La Tour Saint-Jacques, qui fut si chère à Robert Amadou, est au cœur de ce roman compagnonnique. L’auteur Jean-François Blondel, spécialiste du Compagnonnage, nous entraîne dans un polar médiéval palpitant tout en restituant avec justesse, la richesse et la complexité du monde des bâtisseurs au XIVème siècle. En appendice, l’auteur nous rappelle l’histoire de cette tour hautement symbolique :
« Dernier vestige de l’église Saint Jacques de la Boucherie, emportée par la tourmente révolutionnaire en avril 1797, la tour a dû sa survie grâce à un architecte parisien, qui fit préciser, dans le procès verbal de vente du terrain de l’église, que celle-ci n’était pas comprise dans le prix de vente. Elle était sauvée de la destruction. Au début du XIXème siècle, elle devint la propriété d’un fabricant de plombs de chasse nommé Dubois. Sur la plate-forme du haut, le métal était fondu dans une chaudière, puis on le faisait couler dans le vide par des tuyaux de fonte et les gouttelettes en fusion s’arrondissaient pendant la chute. A peine avait-elle échappé à la pelle des démolisseurs, qu’elle dût subir deux incendies en 1819 et 1823. Elle retournera à la ville de Paris en 1833. (…)

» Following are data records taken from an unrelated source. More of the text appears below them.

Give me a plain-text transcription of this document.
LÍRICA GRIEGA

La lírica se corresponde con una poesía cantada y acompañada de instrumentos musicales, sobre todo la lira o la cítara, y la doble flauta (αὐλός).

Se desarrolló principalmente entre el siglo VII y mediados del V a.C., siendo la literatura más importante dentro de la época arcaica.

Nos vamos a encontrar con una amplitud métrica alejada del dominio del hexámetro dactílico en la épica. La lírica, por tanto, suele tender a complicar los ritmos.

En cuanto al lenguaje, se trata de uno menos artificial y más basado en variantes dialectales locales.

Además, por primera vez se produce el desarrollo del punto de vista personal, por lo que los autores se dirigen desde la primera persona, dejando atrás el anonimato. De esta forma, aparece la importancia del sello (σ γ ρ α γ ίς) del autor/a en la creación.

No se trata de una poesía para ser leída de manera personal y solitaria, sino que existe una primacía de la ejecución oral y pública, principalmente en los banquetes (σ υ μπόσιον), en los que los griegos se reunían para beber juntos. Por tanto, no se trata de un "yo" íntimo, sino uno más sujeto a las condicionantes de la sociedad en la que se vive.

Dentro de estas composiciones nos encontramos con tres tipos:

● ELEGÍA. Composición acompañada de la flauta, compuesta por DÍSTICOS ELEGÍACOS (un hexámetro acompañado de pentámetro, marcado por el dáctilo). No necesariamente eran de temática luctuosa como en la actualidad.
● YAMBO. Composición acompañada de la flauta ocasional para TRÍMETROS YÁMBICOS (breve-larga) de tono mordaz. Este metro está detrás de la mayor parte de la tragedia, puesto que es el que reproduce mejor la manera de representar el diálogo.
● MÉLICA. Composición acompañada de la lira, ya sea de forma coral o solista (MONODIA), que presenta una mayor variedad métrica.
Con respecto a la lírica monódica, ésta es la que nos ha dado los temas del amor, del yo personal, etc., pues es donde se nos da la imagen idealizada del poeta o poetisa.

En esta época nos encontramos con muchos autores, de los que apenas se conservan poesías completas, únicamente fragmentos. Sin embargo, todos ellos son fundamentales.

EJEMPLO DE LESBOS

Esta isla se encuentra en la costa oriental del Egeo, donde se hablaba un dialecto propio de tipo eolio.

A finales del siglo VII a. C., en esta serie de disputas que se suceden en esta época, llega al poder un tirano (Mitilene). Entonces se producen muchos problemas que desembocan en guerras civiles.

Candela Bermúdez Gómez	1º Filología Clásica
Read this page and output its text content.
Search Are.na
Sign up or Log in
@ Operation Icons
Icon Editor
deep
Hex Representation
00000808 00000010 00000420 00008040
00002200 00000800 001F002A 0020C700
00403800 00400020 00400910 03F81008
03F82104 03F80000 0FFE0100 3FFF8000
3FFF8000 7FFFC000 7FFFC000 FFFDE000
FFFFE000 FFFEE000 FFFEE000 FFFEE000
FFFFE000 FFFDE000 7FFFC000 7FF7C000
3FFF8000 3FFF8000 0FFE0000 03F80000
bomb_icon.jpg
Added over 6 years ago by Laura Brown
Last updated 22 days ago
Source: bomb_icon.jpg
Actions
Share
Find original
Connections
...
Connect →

Ainsi la tour Saint-Jacques, après avoir été sauvée une première fois de la furie révolutionnaire, après l’avoir été une seconde fois d’un incendie qui faillit l’anéantir, et avoir été restaurée par l’architecte Balu au XIXème siècle, elle sera de nouveau sauvée de la ruine en 2006 par des travaux qui doivent se poursuivre jusqu’en 2009. Après être devenue un moment la « tour invisible », qui se cache derrière ses échafaudages et ses filets de protection, elle apparaît maintenant plus radieuse que jamais. Telle le phœnix, la tour Saint Jacques renaît périodiquement de ces cendres. Elle a bien mérité le qualificatif de Demeure Philosophale ! »
C’est donc un privilège de pouvoir la contempler aujourd’hui, belle et fière au cœur de Paris et de décrypter les messages qu’elle dissimule.
Lors de l’inauguration de la tour en 1523, après 14 ans de travaux, le maître d’œuvre a un comportement étrange. Avant de disparaître, il aurait dissimulé quelque chose dans la tour, quelque secret, venu d’une confrérie mystérieuse, les Frères de la Rose. C’est là le centre de l’intrigue qui se déploie autour de la tour mais aussi d’autres lieux de tradition comme Notre Dame de Paris ou « la tour de beurre » à Rouen.
Jehan, le principal protagoniste, entre en possession d’un mystérieux grimoire :
« J’en connaissais l’existence, lui dit un interlocuteur choisi, mais je n’avais jamais pu le contempler et croyais qu’il avait disparu. Je peux te montrer celui que je possède : il détaille lui-aussi les curieux médaillons qui ornent les piédroits du Portail des Libraires de la cathédrale, et en donne une bonne interprétation, mais il se limite à cette cathédrale. Mais celle-ci a une portée beaucoup plus générale et est un véritable traité de la Pierre des Sages. Ce Livre Muet décrit les étapes de l’œuvre et la construction de l’œuf philosophique ainsi que les moyens pour parvenir à la pierre au rouge. Il donne aussi de précieux renseignements sur les bas-reliefs gravés sur les portails de certains édifices religieux et les cathédrales en particulier. (…) Mais n’oublie pas que certains n’hésiteraient pas à te faire disparaître pour se le procurer !... »
Le roman met en perspective la tradition des bâtisseurs et l’alchimie. L’auteur montre comment des groupes occultes souvent éphémères font serpenter un savoir caché qui perdure ainsi, échappant au vulgaire. Il dit, une fois encore, l’importance et l’actualité du savoir et de la sagesse du Compagnonnage.